Android security suites generally have a lot of tricks up their sleeves, but Lookout Premium has taken it up a notch with anti-theft and recovery features. The program's variety of email alert settings is without peer. That said, the latest results from AV-TEST pegged Lookout as below par in malware detection and perhaps too aggressive in picking out suspect software.

Lookout performs its guard-dogging by sending information to its website and processing it there. While this saves on device memory and end-runs the need for most updates, it does incur minor data usage. The basic functions that the program covers are scanning programs and downloads for malware; scanning websites as you surf for phishing and other dangers; backing up your contacts, call log, and photos; helping you find a lost device and locking or erasing it if it was stolen; snapping "thiefie" photos and sending them to you via email when certain events occur; and showing you which applications have access to your info on the phone.

Personally, I found the missing device features the most useful, or at least useful most often. You can track the device's location accurately enough from Lookout's nicely rendered web portal that I could tell if the device was in the house or in my car parked a block and a half away. From the same page you can lock or erase the device or have it "scream" at you. That latter is actually a rather loud siren, but it doesn't override the phone volume, so if you have that turned down, turn everything in the house off and listen for vibrations.
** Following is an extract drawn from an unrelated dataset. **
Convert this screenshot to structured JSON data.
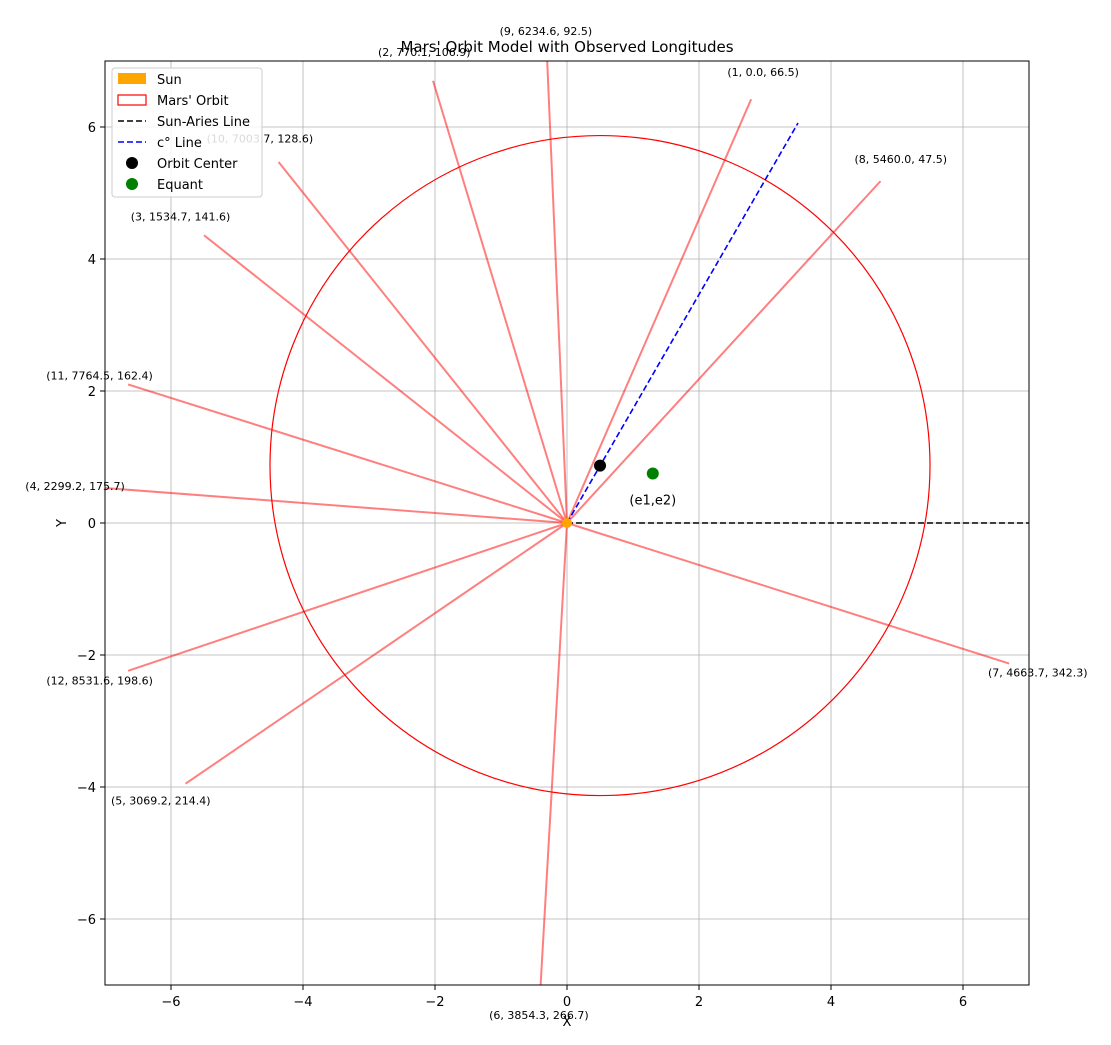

In case of theft, Lookout can help you bring the nefarious malefactor who took it to justice. By telling Lookout to send you email alerts (with stealthily-snapped photos attached) when your device's SIM card is removed, or it's powered down or put into airplane mode, you could quite possibly wind up with a photo of the not-so-canny culprit.

Hopefully, recovery and hard time will ensue. Note that this feature can also reveal bad hair days on your own part, so you might want to read alert emails in private.
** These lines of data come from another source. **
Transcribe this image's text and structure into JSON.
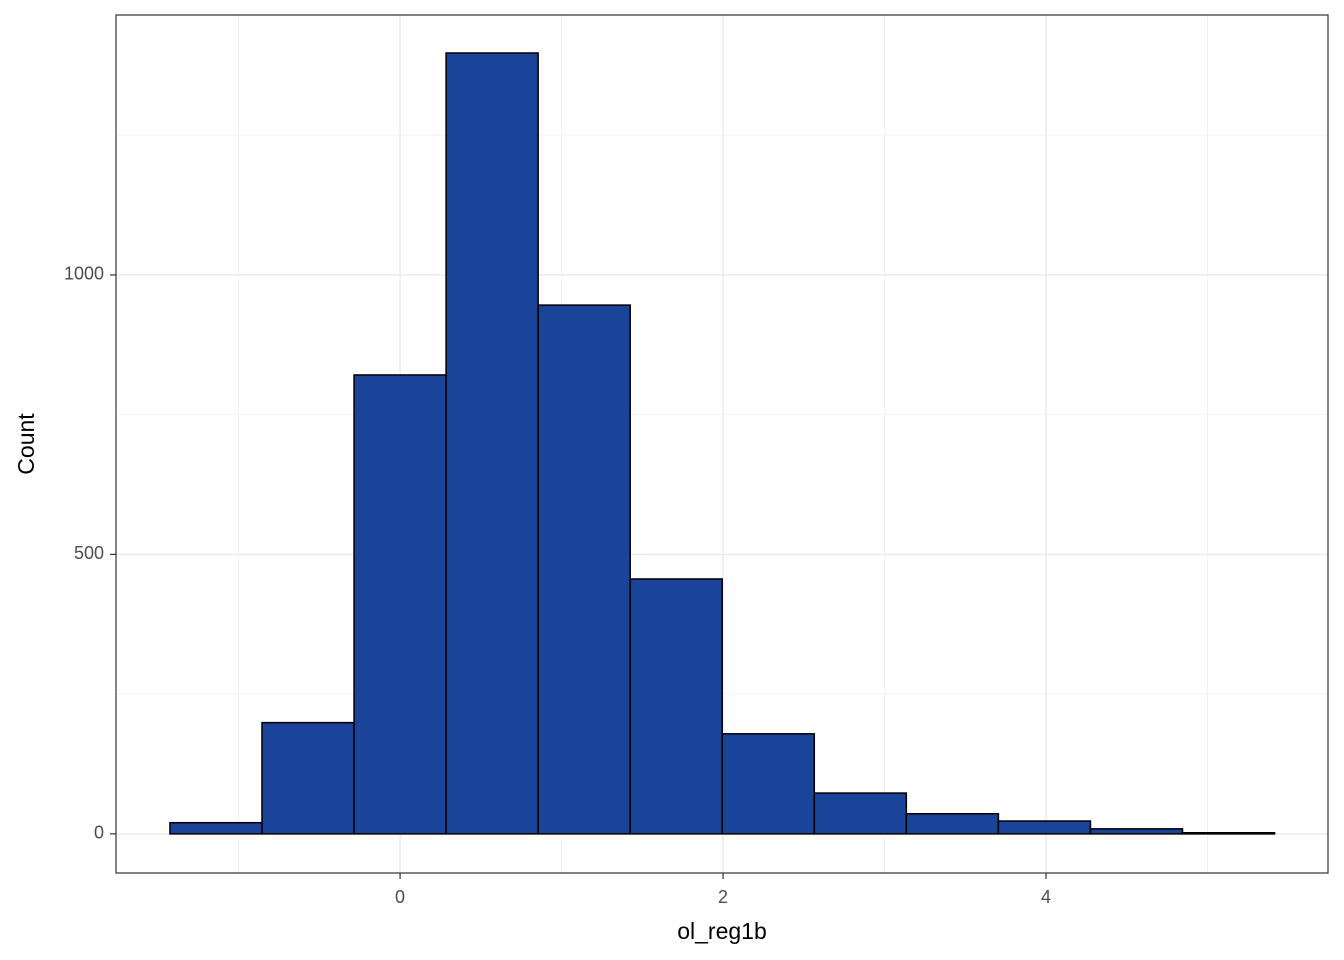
{
  "chart_data": {
    "type": "histogram",
    "x_label": "ol_reg1b",
    "y_label": "Count",
    "bins": [
      -1.425,
      -0.855,
      -0.285,
      0.285,
      0.855,
      1.425,
      1.995,
      2.565,
      3.135,
      3.705,
      4.275,
      4.845,
      5.415
    ],
    "values": [
      20,
      199,
      821,
      1397,
      946,
      456,
      179,
      73,
      36,
      23,
      9,
      2
    ],
    "color": "#1a4499",
    "edgecolor": "#000000",
    "xlim": [
      -1.759,
      5.746
    ],
    "ylim": [
      -70,
      1465
    ],
    "xticks": [
      0,
      2,
      4
    ],
    "yticks": [
      0,
      500,
      1000
    ],
    "minor_xticks": [
      -1,
      1,
      3,
      5
    ],
    "minor_yticks": [
      250,
      750,
      1250
    ],
    "grid": true
  }
}
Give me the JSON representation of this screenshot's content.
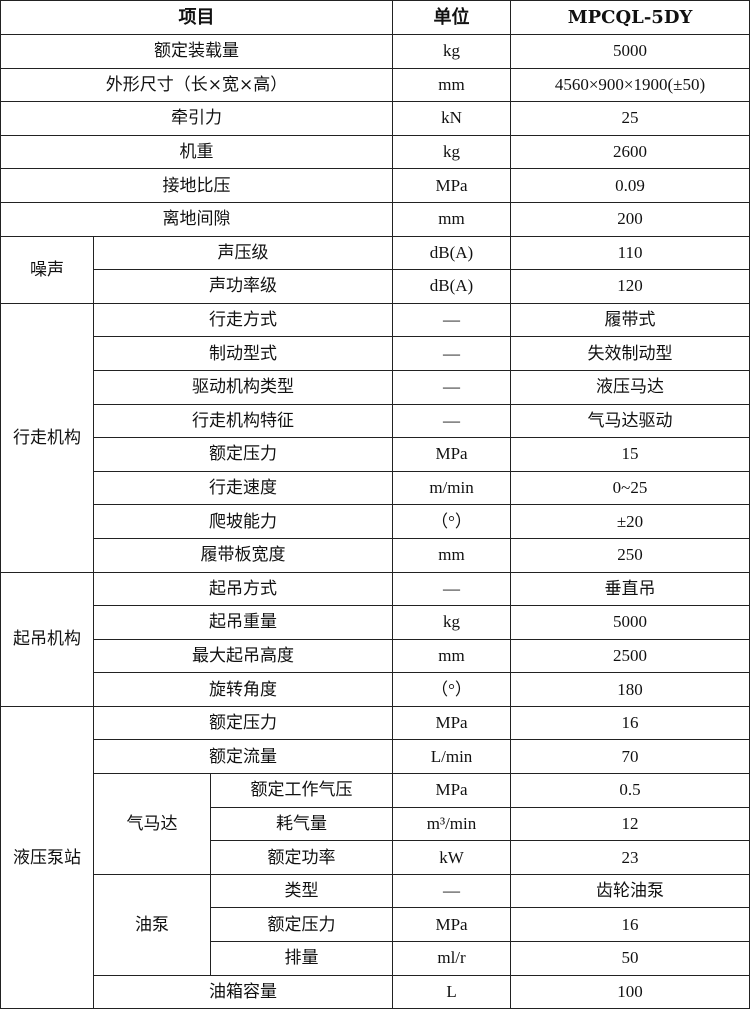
{
  "table": {
    "headers": [
      "项目",
      "单位",
      "MPCQL-5DY"
    ],
    "sections": [
      {
        "group": null,
        "rows": [
          {
            "item": "额定装载量",
            "unit": "kg",
            "value": "5000"
          },
          {
            "item": "外形尺寸（长×宽×高）",
            "unit": "mm",
            "value": "4560×900×1900(±50)"
          },
          {
            "item": "牵引力",
            "unit": "kN",
            "value": "25"
          },
          {
            "item": "机重",
            "unit": "kg",
            "value": "2600"
          },
          {
            "item": "接地比压",
            "unit": "MPa",
            "value": "0.09"
          },
          {
            "item": "离地间隙",
            "unit": "mm",
            "value": "200"
          }
        ]
      },
      {
        "group": "噪声",
        "blocks": [
          {
            "subgroup": null,
            "rows": [
              {
                "item": "声压级",
                "unit": "dB(A)",
                "value": "110"
              },
              {
                "item": "声功率级",
                "unit": "dB(A)",
                "value": "120"
              }
            ]
          }
        ]
      },
      {
        "group": "行走机构",
        "blocks": [
          {
            "subgroup": null,
            "rows": [
              {
                "item": "行走方式",
                "unit": "—",
                "value": "履带式"
              },
              {
                "item": "制动型式",
                "unit": "—",
                "value": "失效制动型"
              },
              {
                "item": "驱动机构类型",
                "unit": "—",
                "value": "液压马达"
              },
              {
                "item": "行走机构特征",
                "unit": "—",
                "value": "气马达驱动"
              },
              {
                "item": "额定压力",
                "unit": "MPa",
                "value": "15"
              },
              {
                "item": "行走速度",
                "unit": "m/min",
                "value": "0~25"
              },
              {
                "item": "爬坡能力",
                "unit": "（°）",
                "value": "±20"
              },
              {
                "item": "履带板宽度",
                "unit": "mm",
                "value": "250"
              }
            ]
          }
        ]
      },
      {
        "group": "起吊机构",
        "blocks": [
          {
            "subgroup": null,
            "rows": [
              {
                "item": "起吊方式",
                "unit": "—",
                "value": "垂直吊"
              },
              {
                "item": "起吊重量",
                "unit": "kg",
                "value": "5000"
              },
              {
                "item": "最大起吊高度",
                "unit": "mm",
                "value": "2500"
              },
              {
                "item": "旋转角度",
                "unit": "（°）",
                "value": "180"
              }
            ]
          }
        ]
      },
      {
        "group": "液压泵站",
        "blocks": [
          {
            "subgroup": null,
            "rows": [
              {
                "item": "额定压力",
                "unit": "MPa",
                "value": "16"
              },
              {
                "item": "额定流量",
                "unit": "L/min",
                "value": "70"
              }
            ]
          },
          {
            "subgroup": "气马达",
            "rows": [
              {
                "item": "额定工作气压",
                "unit": "MPa",
                "value": "0.5"
              },
              {
                "item": "耗气量",
                "unit": "m³/min",
                "value": "12"
              },
              {
                "item": "额定功率",
                "unit": "kW",
                "value": "23"
              }
            ]
          },
          {
            "subgroup": "油泵",
            "rows": [
              {
                "item": "类型",
                "unit": "—",
                "value": "齿轮油泵"
              },
              {
                "item": "额定压力",
                "unit": "MPa",
                "value": "16"
              },
              {
                "item": "排量",
                "unit": "ml/r",
                "value": "50"
              }
            ]
          },
          {
            "subgroup": null,
            "rows": [
              {
                "item": "油箱容量",
                "unit": "L",
                "value": "100"
              }
            ]
          }
        ]
      }
    ]
  }
}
If you've never contemplated just how open the data on your phone is, Lookout's privacy advisor, which shows you all the apps that are accessing it in the name of convenience and value-added service, will be a revelation. There are some apps you can't do anything about, but some may be disabled to prevent access. Of course most companies promise not to share your private information, but that lasts only till the first NSA agent, or bozo on a mission, shows up.

Alas, Lookout ranked near the bottom of the pack in AV-TEST's latest malware detection test results, detecting only 88.7 percent of the threats and coming up with one false positive during legitimate software installs. The better programs such as the recently reviewed Eset Mobile Security clock 99 to 100 percent recognition without false positives. Lookout related to me that they are on the paranoid side when it comes to software installations, preferring the occasional false positive to letting something bad through. In my hands-on, the web surfing protection worked well, though I am hardly an experienced voyager when it comes to the dark regions of the Web. Ahem.

Okay, there's no way to sugar-coat Lookout's current AV detection rate. The company needs to work on that. Otherwise, it's a great program with a lot of useful security features that costs only $3 a month. There's also a free version that will provide basic download scanning, contact backup, and missing device help. Whoop, whoop!